Ghana and Britain have signed a Memorandum of Understanding (MOU), for an amount of 483,000 pounds,to support projects of the Ghana Prisons Service, to help de-congest the prisons to meet international standards.
A statement issued to the Ghana News Agency on Wednesday, said the British High Commissioner to Ghana, Mr Jon Benjamin signed for the British government, while Mr Mark Owen Woyongo, Minister of the Interior, initialed for the government.
The statement said when successfully completed, the projects will help de-congest the prisons, and assist in the implementation of best practices of treating offenders, especially those on remand.
Under the agreement, the British government will renovate and upgrade some facilities at the Nsawam, Ankaful, and Sekondi Prisons, with special mention of the Nsawam Prison infirmary, which will be refurbished and re-equipped to improve healthcare delivery to inmates, officers and their dependants.

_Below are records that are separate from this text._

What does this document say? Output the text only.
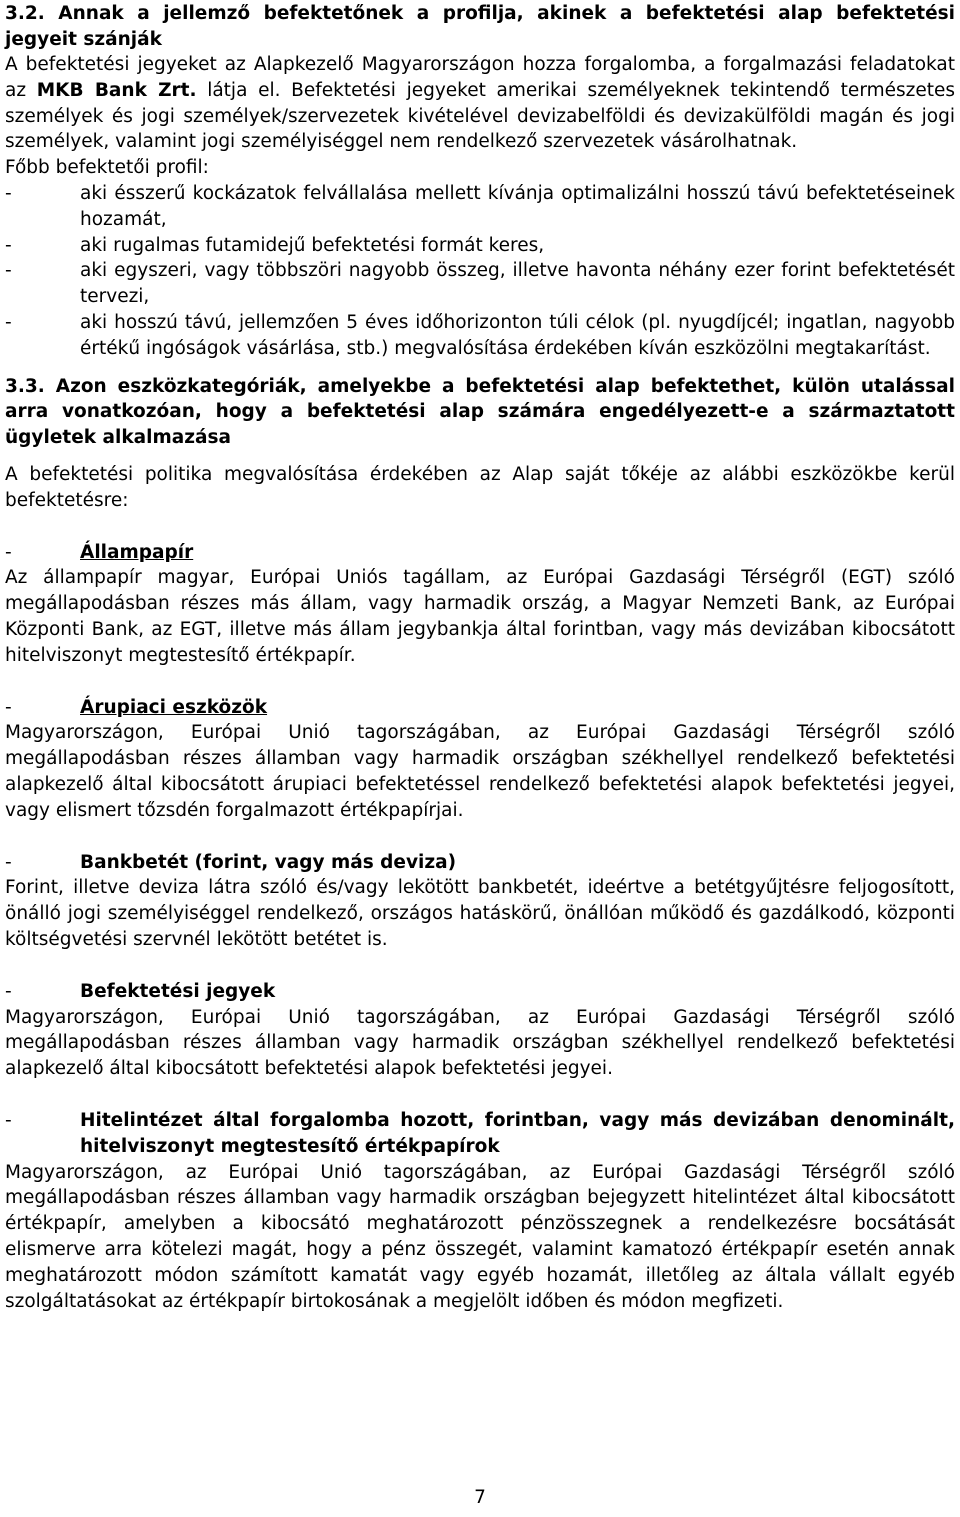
3.2. Annak a jellemző befektetőnek a profilja, akinek a befektetési alap befektetési jegyeit szánják

A befektetési jegyeket az Alapkezelő Magyarországon hozza forgalomba, a forgalmazási feladatokat az MKB Bank Zrt. látja el. Befektetési jegyeket amerikai személyeknek tekintendő természetes személyek és jogi személyek/szervezetek kivételével devizabelföldi és devizakülföldi magán és jogi személyek, valamint jogi személyiséggel nem rendelkező szervezetek vásárolhatnak.

Főbb befektetői profil:

-	aki ésszerű kockázatok felvállalása mellett kívánja optimalizálni hosszú távú befektetéseinek hozamát,
-	aki rugalmas futamidejű befektetési formát keres,
-	aki egyszeri, vagy többszöri nagyobb összeg, illetve havonta néhány ezer forint befektetését tervezi,
-	aki hosszú távú, jellemzően 5 éves időhorizonton túli célok (pl. nyugdíjcél; ingatlan, nagyobb értékű ingóságok vásárlása, stb.) megvalósítása érdekében kíván eszközölni megtakarítást.

3.3. Azon eszközkategóriák, amelyekbe a befektetési alap befektethet, külön utalással arra vonatkozóan, hogy a befektetési alap számára engedélyezett-e a származtatott ügyletek alkalmazása

A befektetési politika megvalósítása érdekében az Alap saját tőkéje az alábbi eszközökbe kerül befektetésre:

-	Állampapír

Az állampapír magyar, Európai Uniós tagállam, az Európai Gazdasági Térségről (EGT) szóló megállapodásban részes más állam, vagy harmadik ország, a Magyar Nemzeti Bank, az Európai Központi Bank, az EGT, illetve más állam jegybankja által forintban, vagy más devizában kibocsátott hitelviszonyt megtestesítő értékpapír.

-	Árupiaci eszközök

Magyarországon, Európai Unió tagországában, az Európai Gazdasági Térségről szóló megállapodásban részes államban vagy harmadik országban székhellyel rendelkező befektetési alapkezelő által kibocsátott árupiaci befektetéssel rendelkező befektetési alapok befektetési jegyei, vagy elismert tőzsdén forgalmazott értékpapírjai.

-	Bankbetét (forint, vagy más deviza)

Forint, illetve deviza látra szóló és/vagy lekötött bankbetét, ideértve a betétgyűjtésre feljogosított, önálló jogi személyiséggel rendelkező, országos hatáskörű, önállóan működő és gazdálkodó, központi költségvetési szervnél lekötött betétet is.

-	Befektetési jegyek

Magyarországon, Európai Unió tagországában, az Európai Gazdasági Térségről szóló megállapodásban részes államban vagy harmadik országban székhellyel rendelkező befektetési alapkezelő által kibocsátott befektetési alapok befektetési jegyei.

-	Hitelintézet által forgalomba hozott, forintban, vagy más devizában denominált, hitelviszonyt megtestesítő értékpapírok

Magyarországon, az Európai Unió tagországában, az Európai Gazdasági Térségről szóló megállapodásban részes államban vagy harmadik országban bejegyzett hitelintézet által kibocsátott értékpapír, amelyben a kibocsátó meghatározott pénzösszegnek a rendelkezésre bocsátását elismerve arra kötelezi magát, hogy a pénz összegét, valamint kamatozó értékpapír esetén annak meghatározott módon számított kamatát vagy egyéb hozamát, illetőleg az általa vállalt egyéb szolgáltatásokat az értékpapír birtokosának a megjelölt időben és módon megfizeti.

7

It stated that a court will be constituted at the Nsawam Medium Security Prison, to handling only remand cases.
The British government will also provide two new buses to transport inmates from the Prison to the courts and back.

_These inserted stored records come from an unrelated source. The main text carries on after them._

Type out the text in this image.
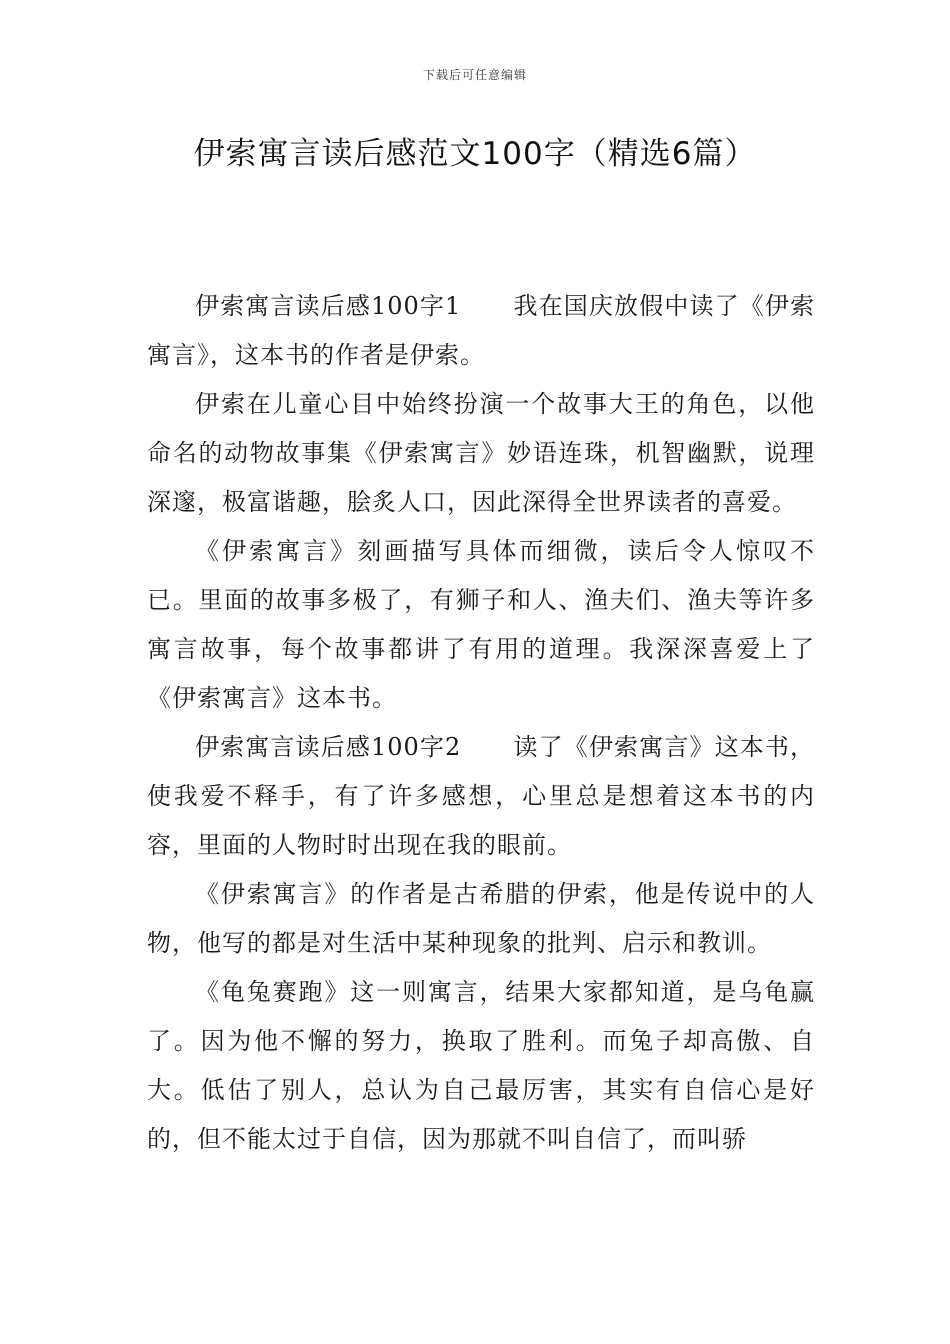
下载后可任意编辑
伊索寓言读后感范文100字（精选6篇）

伊索寓言读后感100字1 我在国庆放假中读了《伊索寓言》，这本书的作者是伊索。

伊索在儿童心目中始终扮演一个故事大王的角色，以他命名的动物故事集《伊索寓言》妙语连珠，机智幽默，说理深邃，极富谐趣，脍炙人口，因此深得全世界读者的喜爱。

《伊索寓言》刻画描写具体而细微，读后令人惊叹不已。里面的故事多极了，有狮子和人、渔夫们、渔夫等许多寓言故事，每个故事都讲了有用的道理。我深深喜爱上了《伊索寓言》这本书。

伊索寓言读后感100字2 读了《伊索寓言》这本书，使我爱不释手，有了许多感想，心里总是想着这本书的内容，里面的人物时时出现在我的眼前。

《伊索寓言》的作者是古希腊的伊索，他是传说中的人物，他写的都是对生活中某种现象的批判、启示和教训。

《龟兔赛跑》这一则寓言，结果大家都知道，是乌龟赢了。因为他不懈的努力，换取了胜利。而兔子却高傲、自大。低估了别人，总认为自己最厉害，其实有自信心是好的，但不能太过于自信，因为那就不叫自信了，而叫骄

Mr Benjamin revealed that the support to the Ghana Prisons was based on reports submitted by the United Nations rapporteur, and a United Kingdom expert, who were invited separately to assess the standards of Ghana’s prisons.

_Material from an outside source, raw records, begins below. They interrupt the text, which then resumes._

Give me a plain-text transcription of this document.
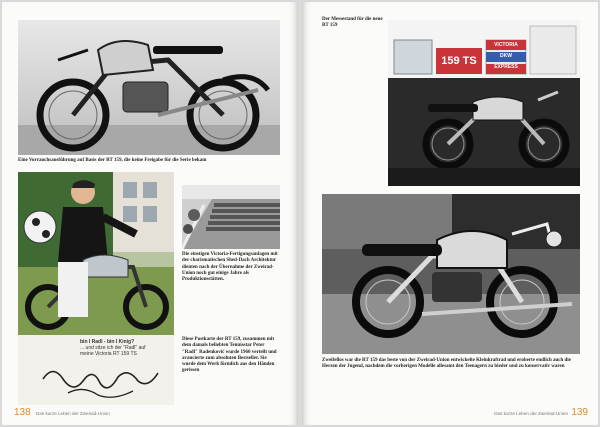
Eine Vorrauchsausführung auf Basis der RT 159, die keine Freigabe für die Serie bekam
bin I Radl - bin I Kinig?
... und sitze ich der "Radl" auf
meine Victoria RT 159 TS
Die einstigen Victoria-Fertigungsanlagen mit der charismatischen Shed-Dach Architektur dienten nach der Übernahme der Zweirad-Union noch gut einige Jahre als Produktionsstätten.
Diese Postkarte der RT 159, zusammen mit dem damals beliebten Tennisstar Peter "Radl" Radenković wurde 1960 verteilt und avancierte zum absoluten Bestseller. Sie wurde dem Werk förmlich aus den Händen gerissen
138 Das kurze Leben der Zweirad-Union
Der Messestand für die neue RT 159
159 TS
VICTORIA
DKW
EXPRESS
Zweifellos war die RT 159 das beste von der Zweirad-Union entwickelte Kleinkraftrad und eroberte endlich auch die Herzen der Jugend, nachdem die vorherigen Modelle allesamt den Teenagern zu bieder und zu konservativ waren
Das kurze Leben der Zweirad-Union 139
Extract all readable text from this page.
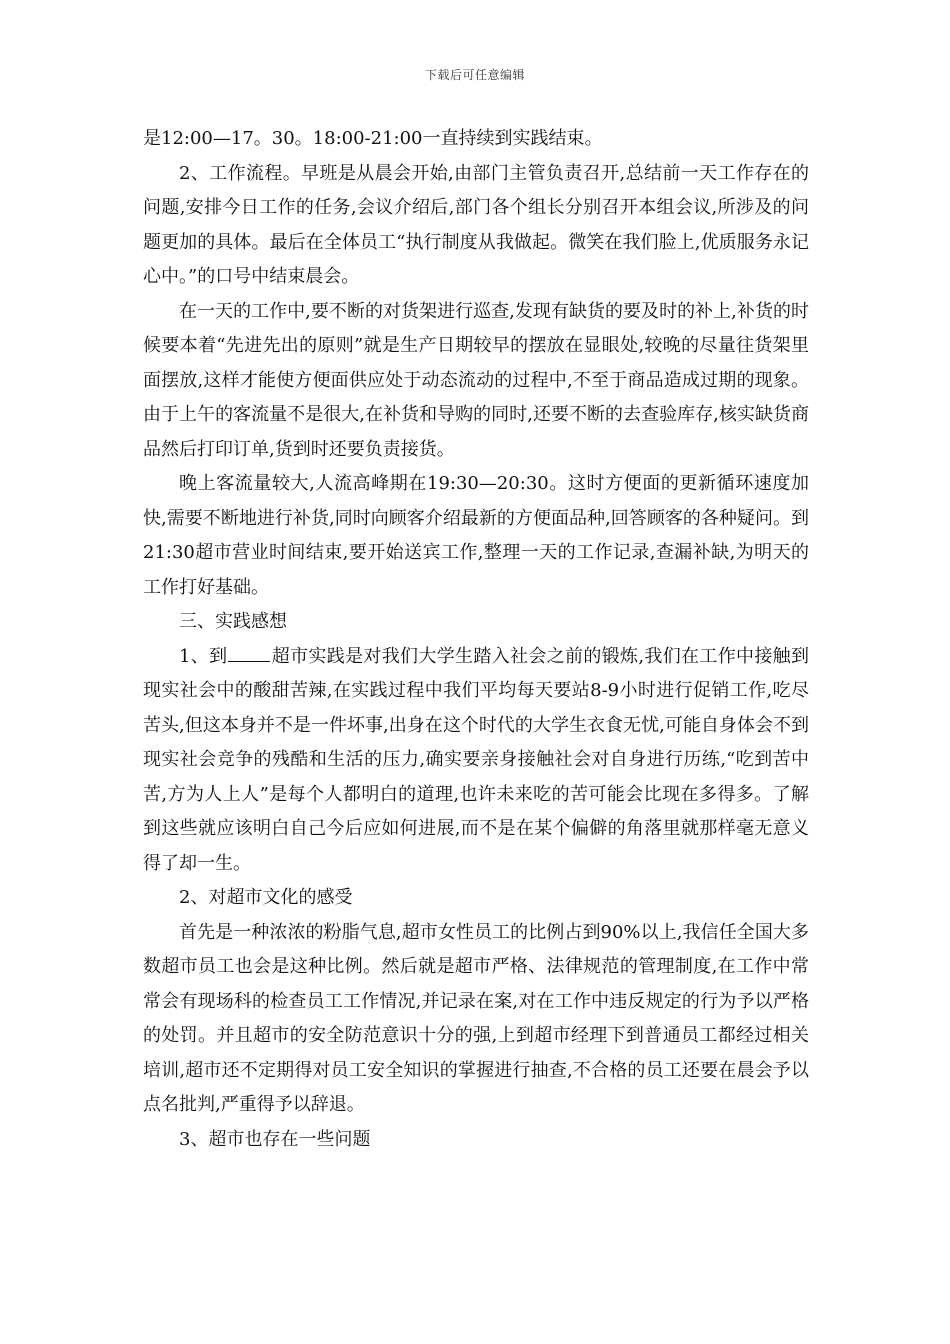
下载后可任意编辑

是12:00—17。30。18:00-21:00一直持续到实践结束。

2、工作流程。早班是从晨会开始,由部门主管负责召开,总结前一天工作存在的问题,安排今日工作的任务,会议介绍后,部门各个组长分别召开本组会议,所涉及的问题更加的具体。最后在全体员工“执行制度从我做起。微笑在我们脸上,优质服务永记心中。”的口号中结束晨会。

在一天的工作中,要不断的对货架进行巡查,发现有缺货的要及时的补上,补货的时候要本着“先进先出的原则”就是生产日期较早的摆放在显眼处,较晚的尽量往货架里面摆放,这样才能使方便面供应处于动态流动的过程中,不至于商品造成过期的现象。由于上午的客流量不是很大,在补货和导购的同时,还要不断的去查验库存,核实缺货商品然后打印订单,货到时还要负责接货。

晚上客流量较大,人流高峰期在19:30—20:30。这时方便面的更新循环速度加快,需要不断地进行补货,同时向顾客介绍最新的方便面品种,回答顾客的各种疑问。到21:30超市营业时间结束,要开始送宾工作,整理一天的工作记录,查漏补缺,为明天的工作打好基础。

三、实践感想

1、到 超市实践是对我们大学生踏入社会之前的锻炼,我们在工作中接触到现实社会中的酸甜苦辣,在实践过程中我们平均每天要站8-9小时进行促销工作,吃尽苦头,但这本身并不是一件坏事,出身在这个时代的大学生衣食无忧,可能自身体会不到现实社会竞争的残酷和生活的压力,确实要亲身接触社会对自身进行历练,“吃到苦中苦,方为人上人”是每个人都明白的道理,也许未来吃的苦可能会比现在多得多。了解到这些就应该明白自己今后应如何进展,而不是在某个偏僻的角落里就那样毫无意义得了却一生。

2、对超市文化的感受

首先是一种浓浓的粉脂气息,超市女性员工的比例占到90%以上,我信任全国大多数超市员工也会是这种比例。然后就是超市严格、法律规范的管理制度,在工作中常常会有现场科的检查员工工作情况,并记录在案,对在工作中违反规定的行为予以严格的处罚。并且超市的安全防范意识十分的强,上到超市经理下到普通员工都经过相关培训,超市还不定期得对员工安全知识的掌握进行抽查,不合格的员工还要在晨会予以点名批判,严重得予以辞退。

3、超市也存在一些问题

He said the British government was committed to improving the living standards of the Ghanaian citizenry, especially the underprivileged.
On his part, the Minister of the Interior, Mr Woyongo, bemoaned the overcrowding and poor health facilities in the Ghanaian prisons, and reiterated government’s commitment to introduce alternative sentences to imprisonment, such as community service, and suspended sentences, among others, to help address the issue of spending scarce resources on keeping relatively harmless inmates in prison custody.
Madam Matilda Baffour Awuah, Controller General of the Ghana Prisons service, expressed her profound gratitude to both governments for their immense support to the Prisons Service, and called for more assistance from foreign embassies, the corporate world, philanthropists and the general public, in order to holistically solve the overcrowding problems in Ghana’s prisons, and to improve the lot of offenders, while upholding their human rights..
She said she was committed to making the Ghana Prisons Service a model reformatory organization in Africa, and the world, with the kind of support the UK government was giving.